Prove or disprove that 0.000....000001 equals 0

[bonanova]

  Reveal hidden contents

This question appears similar to the one that asks for a proof that 0.9999... = 1 which is paradoxical until we establish that the notation "..." stands for infinite repetition. That is, the equality holds only if there is no "last" nine: they go on forever. But then the expression given in the OP has no clear meaning. It implicitly claims that after an infinite number of zeros there can be (a) five more zeros and then (b) a final unity. There can be neither. The infinity represented by "..." has the lowest cardinality of all the infinities, but it is infinity nonetheless. Nothing follows it.

If we change the meaning of "..." we might say that 0.000...000001 reads: limit (n->inf) [0.000 followed by n zeros followed by five zeros followed by 1]. In that case, the expression evaluates to zero and the proof is simple. The expression is positive, decreasing and bounded below by zero. For any positive epsilon, no matter how small, there is an n for which the expression is (positive and) smaller than epsilon.

 

[BMAD]

  On 1/21/2017 at 4:05 PM, bonanova said:

  Reveal hidden contents

This question appears similar to the one that asks for a proof that 0.9999... = 1 which is paradoxical until we establish that the notation "..." stands for infinite repetition. That is, the equality holds only if there is no "last" nine: they go on forever. But then the expression given in the OP has no clear meaning. It implicitly claims that after an infinite number of zeros there can be (a) five more zeros and then (b) a final unity. There can be neither. The infinity represented by "..." has the lowest cardinality of all the infinities, but it is infinity nonetheless. Nothing follows it.

If we change the meaning of "..." we might say that 0.000...000001 reads: limit (n->inf) [0.000 followed by n zeros followed by five zeros followed by 1]. In that case, the expression evaluates to zero and the proof is simple. The expression is positive, decreasing and bounded below by zero. For any positive epsilon, no matter how small, there is an n for which the expression is (positive and) smaller than epsilon.

 

Expand  

One of my students used this as their proof, I am curious about what you think of it bonanova,

Assume that 0.000....1 exists then 1 - 0.000....1 = 0.999....

Since we can show 0.99999 = 1  and 0.000...1 + 0.999... = 1 then 0.000...1 must equal zero as 0+1=1.

[bonanova]

Well the issue is what 0,000...1 means. That question must be answered before asking whether it has a value, and if so what the value is.

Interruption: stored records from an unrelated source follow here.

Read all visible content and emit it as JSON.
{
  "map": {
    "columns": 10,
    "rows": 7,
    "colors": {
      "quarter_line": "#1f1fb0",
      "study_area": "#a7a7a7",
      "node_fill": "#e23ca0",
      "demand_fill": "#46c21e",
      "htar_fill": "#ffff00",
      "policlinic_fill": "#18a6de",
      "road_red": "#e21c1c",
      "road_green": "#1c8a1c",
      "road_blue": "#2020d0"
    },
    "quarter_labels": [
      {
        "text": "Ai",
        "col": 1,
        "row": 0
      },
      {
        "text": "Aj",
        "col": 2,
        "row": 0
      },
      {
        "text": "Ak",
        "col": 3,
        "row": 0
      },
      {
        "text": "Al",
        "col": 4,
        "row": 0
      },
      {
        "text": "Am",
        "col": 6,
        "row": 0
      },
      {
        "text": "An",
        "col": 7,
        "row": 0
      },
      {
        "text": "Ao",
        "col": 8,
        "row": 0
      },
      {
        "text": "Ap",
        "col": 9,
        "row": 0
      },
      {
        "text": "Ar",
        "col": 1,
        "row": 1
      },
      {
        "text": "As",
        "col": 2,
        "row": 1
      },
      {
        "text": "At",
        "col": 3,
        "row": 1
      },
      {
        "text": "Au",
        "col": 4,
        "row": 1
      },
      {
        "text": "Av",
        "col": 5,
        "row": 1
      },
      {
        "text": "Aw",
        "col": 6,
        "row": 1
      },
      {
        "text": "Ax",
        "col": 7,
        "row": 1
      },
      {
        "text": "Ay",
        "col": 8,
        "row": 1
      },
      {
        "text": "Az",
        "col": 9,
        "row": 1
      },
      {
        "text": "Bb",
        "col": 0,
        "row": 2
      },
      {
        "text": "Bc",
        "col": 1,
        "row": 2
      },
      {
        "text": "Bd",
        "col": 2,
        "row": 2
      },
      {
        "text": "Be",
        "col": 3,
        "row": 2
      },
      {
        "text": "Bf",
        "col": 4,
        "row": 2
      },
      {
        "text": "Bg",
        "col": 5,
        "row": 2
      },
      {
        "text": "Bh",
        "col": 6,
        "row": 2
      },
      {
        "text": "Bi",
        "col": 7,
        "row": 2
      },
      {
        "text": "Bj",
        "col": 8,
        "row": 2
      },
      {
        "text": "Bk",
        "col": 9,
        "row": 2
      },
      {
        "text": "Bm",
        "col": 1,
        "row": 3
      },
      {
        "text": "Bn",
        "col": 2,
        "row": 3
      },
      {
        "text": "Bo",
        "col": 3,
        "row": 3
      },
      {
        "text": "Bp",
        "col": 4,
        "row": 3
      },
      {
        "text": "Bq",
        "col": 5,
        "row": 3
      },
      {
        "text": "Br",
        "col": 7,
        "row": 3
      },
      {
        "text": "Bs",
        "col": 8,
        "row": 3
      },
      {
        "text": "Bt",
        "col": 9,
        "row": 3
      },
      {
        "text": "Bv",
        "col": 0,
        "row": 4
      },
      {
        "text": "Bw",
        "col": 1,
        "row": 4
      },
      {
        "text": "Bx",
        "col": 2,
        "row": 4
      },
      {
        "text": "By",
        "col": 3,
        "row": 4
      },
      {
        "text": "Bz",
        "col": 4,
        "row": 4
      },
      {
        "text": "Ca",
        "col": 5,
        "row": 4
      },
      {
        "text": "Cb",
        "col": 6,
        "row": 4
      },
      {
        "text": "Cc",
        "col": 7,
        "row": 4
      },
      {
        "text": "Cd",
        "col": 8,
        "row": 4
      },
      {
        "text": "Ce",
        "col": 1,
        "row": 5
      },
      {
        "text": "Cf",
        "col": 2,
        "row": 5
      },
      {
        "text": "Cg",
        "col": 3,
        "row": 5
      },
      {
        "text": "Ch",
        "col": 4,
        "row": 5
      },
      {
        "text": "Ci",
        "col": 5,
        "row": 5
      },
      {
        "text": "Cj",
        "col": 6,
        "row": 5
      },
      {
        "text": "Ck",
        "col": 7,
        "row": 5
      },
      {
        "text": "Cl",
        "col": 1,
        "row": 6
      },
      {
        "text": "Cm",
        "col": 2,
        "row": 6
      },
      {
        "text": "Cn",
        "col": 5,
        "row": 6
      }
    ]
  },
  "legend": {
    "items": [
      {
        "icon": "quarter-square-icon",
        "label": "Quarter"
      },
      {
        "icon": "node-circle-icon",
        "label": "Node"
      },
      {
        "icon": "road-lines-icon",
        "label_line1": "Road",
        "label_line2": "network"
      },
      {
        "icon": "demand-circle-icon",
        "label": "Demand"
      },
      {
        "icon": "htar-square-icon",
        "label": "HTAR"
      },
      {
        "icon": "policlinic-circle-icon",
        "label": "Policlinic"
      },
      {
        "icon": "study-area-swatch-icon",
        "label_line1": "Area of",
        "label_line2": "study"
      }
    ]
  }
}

The expression contains a string that is both infinite and terminating. A terminating string can be counted. Each digit occupies a numbered place. What place does the 1 occupy? This expression implies that a finite string that terminates with a 1 can contain an infinite sub-string of zeros. That fact is equivalent to saying that any explanation of the meaning of the expression must contain a contradiction.

We can construct the sequence

• 0.1
• 0.01
• 0.001
• 0.0001
• 0.00001
• ...

and ask whether the sequence converges. Yes. It easily can be proved to converge to zero. But the proof never mentions 0.000...1. So it does not apply to the OP.

Regarding your student's proof I question the assertion 1 - 0.000....1 = 0.999.... Why? Because it equates an infinite string to a terminating string.

I would say 1 - 0.000....1   =   0.999... - 0.000...1   =   0.999...8 whose meaning is equally problematical. Saying that it evaluates to unity carries the same difficulty as the original question.